4.                             En définitive, l’appel doit être rejeté dans la procédure de l'art. 312 al. 1 CPC et l'ordonnance de première instance confirmée.

 

                            L'appel étant d'emblée dépourvu de toute chance de succès, la requête d'assistance judiciaire de l'appelant doit être rejetée (art. 117 let. b CPC).

             

                            Compte tenu de la situation financière de l'appelant, l'arrêt peut toutefois être rendu sans frais (art. 112 al. 1 CPC; art 6 al. 3 TFJC [tarif des frais judiciaires civils du 28 septembre 2010, RSV 270.11.5]).

 

 

Par ces motifs,

le juge délégué de la Cour d’appel civile du Tribunal cantonal,

statuant à huis clos,

en application de l'art. 312 al. 1 CPC,

prononce :

 

              I.              L'appel est rejeté.

 

              II.              L'ordonnance est confirmée.

 

              III.              La requête d'assistance judiciaire est rejetée.

 

              IV.              L'arrêt motivé, rendu sans frais, est exécutoire.

 

 

Le juge délégué :               Le greffier :

 

 

 

 

Du 31 janvier 2013

 

              Le dispositif de l'arrêt qui précède est communiqué par écrit aux intéressés.

 

              Le greffier :

 

 

 

 

Du

 

              L'arrêt qui précède, dont la rédaction a été approuvée à huis clos, est notifié en expédition complète, par l'envoi de photocopies, à :

 

‑              Me Paul-Arthur Treyvaud (pour A.X.________),

‑              Me Franck-Olivier Karlen (pour B.X.________).

 

              Le présent arrêt peut faire l'objet d'un recours en matière civile devant le Tribunal fédéral au sens des art. 72 ss LTF (loi du 17 juin 2005 sur le Tribunal fédéral – RS 173.110), cas échéant d'un recours constitutionnel subsidiaire au sens des art. 113 ss LTF. Dans les affaires pécuniaires, le recours en matière civile n'est recevable que si la valeur litigieuse s'élève au moins à 15'000 fr. en matière de droit du travail et de droit du bail à loyer, à 30'000 fr. dans les autres cas, à moins que la contestation ne soulève une question juridique de principe (art. 74 LTF).

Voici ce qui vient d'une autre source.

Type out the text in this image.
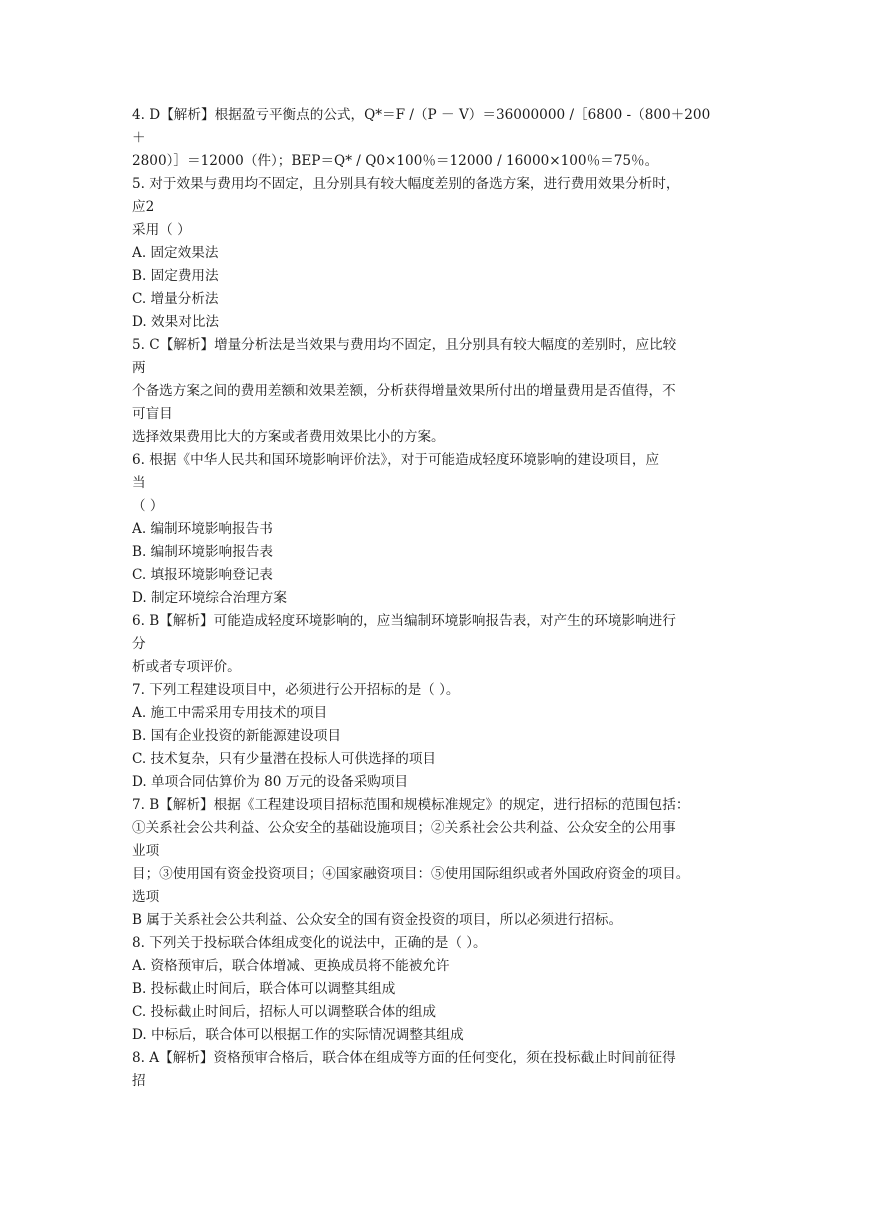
4. D【解析】根据盈亏平衡点的公式，Q*＝F /（P － V）＝36000000 /［6800 -（800＋200
＋
2800）］＝12000（件）；BEP＝Q* / Q0×100％＝12000 / 16000×100％＝75％。
5. 对于效果与费用均不固定，且分别具有较大幅度差别的备选方案，进行费用效果分析时，
应2
采用（ ）
A. 固定效果法
B. 固定费用法
C. 增量分析法
D. 效果对比法
5. C【解析】增量分析法是当效果与费用均不固定，且分别具有较大幅度的差别时，应比较
两
个备选方案之间的费用差额和效果差额，分析获得增量效果所付出的增量费用是否值得，不
可盲目
选择效果费用比大的方案或者费用效果比小的方案。
6. 根据《中华人民共和国环境影响评价法》，对于可能造成轻度环境影响的建设项目，应
当
（ ）
A. 编制环境影响报告书
B. 编制环境影响报告表
C. 填报环境影响登记表
D. 制定环境综合治理方案
6. B【解析】可能造成轻度环境影响的，应当编制环境影响报告表，对产生的环境影响进行
分
析或者专项评价。
7. 下列工程建设项目中，必须进行公开招标的是（ ）。
A. 施工中需采用专用技术的项目
B. 国有企业投资的新能源建设项目
C. 技术复杂，只有少量潜在投标人可供选择的项目
D. 单项合同估算价为 80 万元的设备采购项目
7. B【解析】根据《工程建设项目招标范围和规模标准规定》的规定，进行招标的范围包括：
①关系社会公共利益、公众安全的基础设施项目；②关系社会公共利益、公众安全的公用事
业项
目；③使用国有资金投资项目；④国家融资项目：⑤使用国际组织或者外国政府资金的项目。
选项
B 属于关系社会公共利益、公众安全的国有资金投资的项目，所以必须进行招标。
8. 下列关于投标联合体组成变化的说法中，正确的是（ ）。
A. 资格预审后，联合体增减、更换成员将不能被允许
B. 投标截止时间后，联合体可以调整其组成
C. 投标截止时间后，招标人可以调整联合体的组成
D. 中标后，联合体可以根据工作的实际情况调整其组成
8. A【解析】资格预审合格后，联合体在组成等方面的任何变化，须在投标截止时间前征得
招
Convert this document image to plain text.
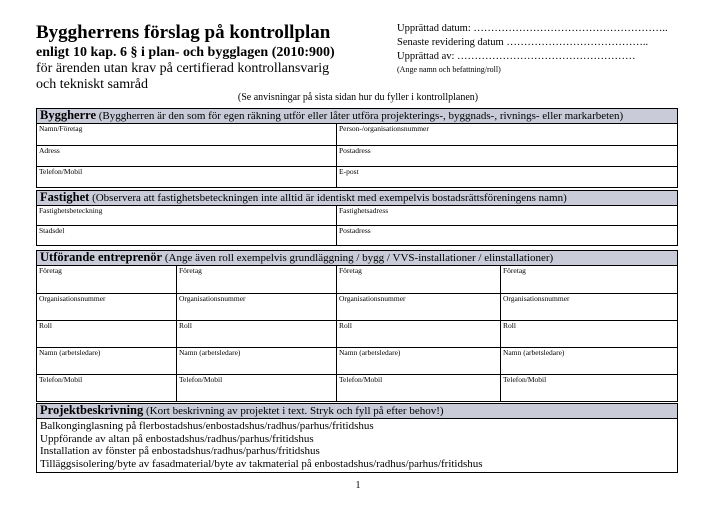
Byggherrens förslag på kontrollplan
enligt 10 kap. 6 § i plan- och bygglagen (2010:900)
för ärenden utan krav på certifierad kontrollansvarig
och tekniskt samråd
Upprättad datum: ………………………………………………..
Senaste revidering datum …………………………………..
Upprättad av: ……………………………………………
(Ange namn och befattning/roll)
(Se anvisningar på sista sidan hur du fyller i kontrollplanen)
Byggherre (Byggherren är den som för egen räkning utför eller låter utföra projekterings-, byggnads-, rivnings- eller markarbeten)
Namn/Företag	Person-/organisationsnummer
Adress	Postadress
Telefon/Mobil	E-post
Fastighet (Observera att fastighetsbeteckningen inte alltid är identiskt med exempelvis bostadsrättsföreningens namn)
Fastighetsbeteckning	Fastighetsadress
Stadsdel	Postadress
Utförande entreprenör (Ange även roll exempelvis grundläggning / bygg / VVS-installationer / elinstallationer)
Företag	Företag	Företag	Företag
Organisationsnummer	Organisationsnummer	Organisationsnummer	Organisationsnummer
Roll	Roll	Roll	Roll
Namn (arbetsledare)	Namn (arbetsledare)	Namn (arbetsledare)	Namn (arbetsledare)
Telefon/Mobil	Telefon/Mobil	Telefon/Mobil	Telefon/Mobil
Projektbeskrivning (Kort beskrivning av projektet i text. Stryk och fyll på efter behov!)
Balkonginglasning på flerbostadshus/enbostadshus/radhus/parhus/fritidshus
Uppförande av altan på enbostadshus/radhus/parhus/fritidshus
Installation av fönster på enbostadshus/radhus/parhus/fritidshus
Tilläggsisolering/byte av fasadmaterial/byte av takmaterial på enbostadshus/radhus/parhus/fritidshus
1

Ces recours doivent être déposés devant le Tribunal fédéral dans les trente jours qui suivent la présente notification (art. 100 al. 1 LTF).

 

              Cet arrêt est communiqué, par l'envoi de photocopies, à :

 

‑              Mme la Présidente de Tribunal civil de l'arrondissement de La Broye et du Nord vaudois.